4. Im Übrigen wird die Behandlung der Beschwerde, soweit damit die Nichtzuerkennung des Status des Asylberechtigten und des subsidiär Schutzberechtigten, die Nichterteilung eines Aufenthaltstitels aus berücksichtigungswürdigen Gründen, die Erlassung einer Rückkehrentscheidung und die Verhängung eines auf die Dauer von sieben Jahren befristeten Einreiseverbotes bekämpft wird, aus folgenden Gründen abgelehnt:

Der Verfassungsgerichtshof kann die Behandlung einer Beschwerde ablehnen, wenn sie keine hinreichende Aussicht auf Erfolg hat oder von der Entscheidung die Klärung einer verfassungsrechtlichen Frage nicht zu erwarten ist (Art144 Abs2 B VG). Eine solche Klärung ist dann nicht zu erwarten, wenn zur Beantwortung der maßgebenden Fragen spezifisch verfassungsrechtliche Überlegungen nicht erforderlich sind.

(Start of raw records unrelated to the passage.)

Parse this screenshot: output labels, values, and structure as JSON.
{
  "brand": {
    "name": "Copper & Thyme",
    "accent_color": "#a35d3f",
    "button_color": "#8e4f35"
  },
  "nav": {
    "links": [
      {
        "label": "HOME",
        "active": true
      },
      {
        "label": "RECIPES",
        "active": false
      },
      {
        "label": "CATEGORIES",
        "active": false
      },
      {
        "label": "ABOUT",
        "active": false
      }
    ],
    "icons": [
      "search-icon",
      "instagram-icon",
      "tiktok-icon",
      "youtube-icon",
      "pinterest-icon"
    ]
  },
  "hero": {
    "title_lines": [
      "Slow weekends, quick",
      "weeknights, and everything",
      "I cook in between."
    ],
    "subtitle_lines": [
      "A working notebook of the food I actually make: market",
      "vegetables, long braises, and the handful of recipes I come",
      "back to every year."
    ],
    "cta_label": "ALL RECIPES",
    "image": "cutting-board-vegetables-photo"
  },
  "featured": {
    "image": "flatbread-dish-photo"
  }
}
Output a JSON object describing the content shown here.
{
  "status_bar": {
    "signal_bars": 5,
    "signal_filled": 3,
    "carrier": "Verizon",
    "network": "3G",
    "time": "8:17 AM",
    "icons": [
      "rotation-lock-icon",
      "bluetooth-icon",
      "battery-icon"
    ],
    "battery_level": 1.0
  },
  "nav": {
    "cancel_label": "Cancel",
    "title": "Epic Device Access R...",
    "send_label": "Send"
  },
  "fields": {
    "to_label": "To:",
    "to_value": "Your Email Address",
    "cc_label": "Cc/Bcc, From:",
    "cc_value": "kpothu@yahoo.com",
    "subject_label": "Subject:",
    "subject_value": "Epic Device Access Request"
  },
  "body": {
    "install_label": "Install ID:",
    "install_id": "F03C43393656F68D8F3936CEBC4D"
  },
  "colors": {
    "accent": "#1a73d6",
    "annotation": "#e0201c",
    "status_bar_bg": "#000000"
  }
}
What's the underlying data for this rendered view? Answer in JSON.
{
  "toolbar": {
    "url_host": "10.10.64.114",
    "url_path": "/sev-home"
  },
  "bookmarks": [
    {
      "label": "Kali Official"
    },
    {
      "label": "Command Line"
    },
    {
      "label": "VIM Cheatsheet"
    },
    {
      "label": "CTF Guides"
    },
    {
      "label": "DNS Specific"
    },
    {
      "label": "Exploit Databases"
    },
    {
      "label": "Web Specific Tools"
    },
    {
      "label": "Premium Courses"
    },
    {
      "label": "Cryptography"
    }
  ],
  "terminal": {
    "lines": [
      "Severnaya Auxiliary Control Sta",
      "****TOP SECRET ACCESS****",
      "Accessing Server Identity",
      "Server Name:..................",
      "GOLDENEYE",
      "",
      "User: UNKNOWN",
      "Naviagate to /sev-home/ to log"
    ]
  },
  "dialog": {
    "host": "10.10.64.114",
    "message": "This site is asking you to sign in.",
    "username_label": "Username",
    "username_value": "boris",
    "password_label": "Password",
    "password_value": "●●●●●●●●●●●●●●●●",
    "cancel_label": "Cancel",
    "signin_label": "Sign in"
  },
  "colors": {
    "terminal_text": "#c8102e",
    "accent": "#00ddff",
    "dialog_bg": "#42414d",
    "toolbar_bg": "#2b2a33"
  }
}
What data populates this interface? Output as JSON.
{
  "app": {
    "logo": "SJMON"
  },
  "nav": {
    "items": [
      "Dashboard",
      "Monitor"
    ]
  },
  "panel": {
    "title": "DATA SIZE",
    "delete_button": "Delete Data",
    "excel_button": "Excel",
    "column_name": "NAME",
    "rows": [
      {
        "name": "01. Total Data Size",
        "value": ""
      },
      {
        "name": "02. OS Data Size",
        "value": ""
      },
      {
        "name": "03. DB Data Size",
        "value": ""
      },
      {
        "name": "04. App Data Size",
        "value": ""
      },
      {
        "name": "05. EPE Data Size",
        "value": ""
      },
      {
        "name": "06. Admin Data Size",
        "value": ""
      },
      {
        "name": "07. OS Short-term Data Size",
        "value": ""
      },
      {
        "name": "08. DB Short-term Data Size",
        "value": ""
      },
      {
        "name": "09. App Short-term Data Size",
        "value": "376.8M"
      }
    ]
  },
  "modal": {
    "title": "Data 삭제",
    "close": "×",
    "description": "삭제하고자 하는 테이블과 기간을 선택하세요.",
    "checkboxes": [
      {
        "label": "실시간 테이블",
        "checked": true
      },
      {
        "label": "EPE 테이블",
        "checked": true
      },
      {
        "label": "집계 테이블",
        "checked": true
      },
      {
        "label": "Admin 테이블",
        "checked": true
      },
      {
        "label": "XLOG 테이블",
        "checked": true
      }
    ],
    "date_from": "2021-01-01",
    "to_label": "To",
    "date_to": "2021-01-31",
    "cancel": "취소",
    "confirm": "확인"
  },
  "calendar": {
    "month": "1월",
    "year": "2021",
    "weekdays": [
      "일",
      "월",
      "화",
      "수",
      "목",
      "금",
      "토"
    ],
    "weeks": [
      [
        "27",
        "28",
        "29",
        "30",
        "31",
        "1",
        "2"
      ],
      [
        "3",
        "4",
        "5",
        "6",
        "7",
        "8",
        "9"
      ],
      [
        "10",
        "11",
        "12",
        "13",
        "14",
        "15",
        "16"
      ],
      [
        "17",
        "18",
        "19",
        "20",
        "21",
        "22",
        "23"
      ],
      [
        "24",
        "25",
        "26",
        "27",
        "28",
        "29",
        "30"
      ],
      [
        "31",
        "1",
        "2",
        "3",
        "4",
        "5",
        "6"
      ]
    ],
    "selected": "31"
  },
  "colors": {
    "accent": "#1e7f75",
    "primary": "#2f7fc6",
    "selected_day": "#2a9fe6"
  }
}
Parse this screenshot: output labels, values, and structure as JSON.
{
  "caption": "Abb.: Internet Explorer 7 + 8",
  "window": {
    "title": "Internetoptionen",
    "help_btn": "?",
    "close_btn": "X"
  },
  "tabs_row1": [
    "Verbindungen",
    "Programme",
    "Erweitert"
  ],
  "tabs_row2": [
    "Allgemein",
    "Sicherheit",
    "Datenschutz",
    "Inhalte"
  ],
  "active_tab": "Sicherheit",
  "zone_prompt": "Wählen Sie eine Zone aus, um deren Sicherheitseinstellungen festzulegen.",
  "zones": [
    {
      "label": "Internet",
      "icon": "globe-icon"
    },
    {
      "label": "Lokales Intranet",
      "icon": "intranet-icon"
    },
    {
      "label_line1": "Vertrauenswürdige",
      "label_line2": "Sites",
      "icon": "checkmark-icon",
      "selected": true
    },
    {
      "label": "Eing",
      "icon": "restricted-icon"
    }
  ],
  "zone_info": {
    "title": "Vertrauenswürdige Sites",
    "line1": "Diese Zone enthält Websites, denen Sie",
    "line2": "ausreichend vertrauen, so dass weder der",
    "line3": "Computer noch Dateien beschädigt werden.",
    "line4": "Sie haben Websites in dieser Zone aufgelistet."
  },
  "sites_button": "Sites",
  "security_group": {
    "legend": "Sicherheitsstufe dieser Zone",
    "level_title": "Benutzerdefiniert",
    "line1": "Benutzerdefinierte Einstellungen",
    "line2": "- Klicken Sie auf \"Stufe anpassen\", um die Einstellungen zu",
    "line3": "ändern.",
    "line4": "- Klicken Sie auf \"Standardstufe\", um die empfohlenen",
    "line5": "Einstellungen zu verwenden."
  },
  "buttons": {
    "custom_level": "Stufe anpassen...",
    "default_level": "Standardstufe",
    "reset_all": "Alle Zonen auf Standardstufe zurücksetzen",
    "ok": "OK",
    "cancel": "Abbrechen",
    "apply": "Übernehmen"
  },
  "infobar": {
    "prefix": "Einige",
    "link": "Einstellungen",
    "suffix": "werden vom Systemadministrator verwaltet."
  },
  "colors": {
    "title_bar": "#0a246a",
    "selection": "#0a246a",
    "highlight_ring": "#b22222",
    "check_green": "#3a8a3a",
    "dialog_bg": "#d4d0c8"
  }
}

Der Beschwerdeführer behauptet die Verletzung in näher bezeichneten verfassungsgesetzlich gewährleisteten Rechten. Nach den Beschwerdebehauptungen wären diese Rechtsverletzungen aber zum erheblichen Teil nur die Folge einer – allenfalls grob – unrichtigen Anwendung des einfachen Gesetzes. Spezifisch verfassungsrechtliche Überlegungen sind zur Beurteilung der aufgeworfenen Fragen insoweit nicht anzustellen.

III. Ergebnis

1. Der Beschwerdeführer ist somit durch das angefochtene Erkenntnis, insoweit damit die Beschwerde gegen den Ausspruch der Zulässigkeit der Abschiebung nach Afghanistan und gegen die Setzung einer 14-tägigen Frist zur freiwilligen Ausreise abgewiesen wird, in den verfassungsgesetzlich gewährleisteten Rechten auf Leben gemäß Art2 EMRK sowie darauf, nicht der Folter oder unmenschlicher oder erniedrigender Strafe oder Behandlung unterworfen zu werden gemäß Art3 EMRK, verletzt worden.

2. Das Erkenntnis ist in diesem Umfang aufzuheben, ohne dass auf das weitere Beschwerdevorbringen einzugehen ist.

3. Im Übrigen wird von der Behandlung der Beschwerde abgesehen.

4. Dem Antrag auf Bewilligung der Verfahrenshilfe im Umfang der Gebührenbefreiung ist stattzugeben.

5. Diese Entscheidung konnte gemäß §19 Abs4 bzw §19 Abs3 Z1 iVm §31 letzter Satz VfGG ohne mündliche Verhandlung in nichtöffentlicher Sitzung getroffen werden.

6. Die Kostenentscheidung beruht auf §88 VfGG. In den zugesprochenen Kosten ist Umsatzsteuer in der Höhe von € 436,– enthalten.

7. Damit erübrigt sich ein Abspruch über den Antrag, der Beschwerde die aufschiebende Wirkung zuzuerkennen.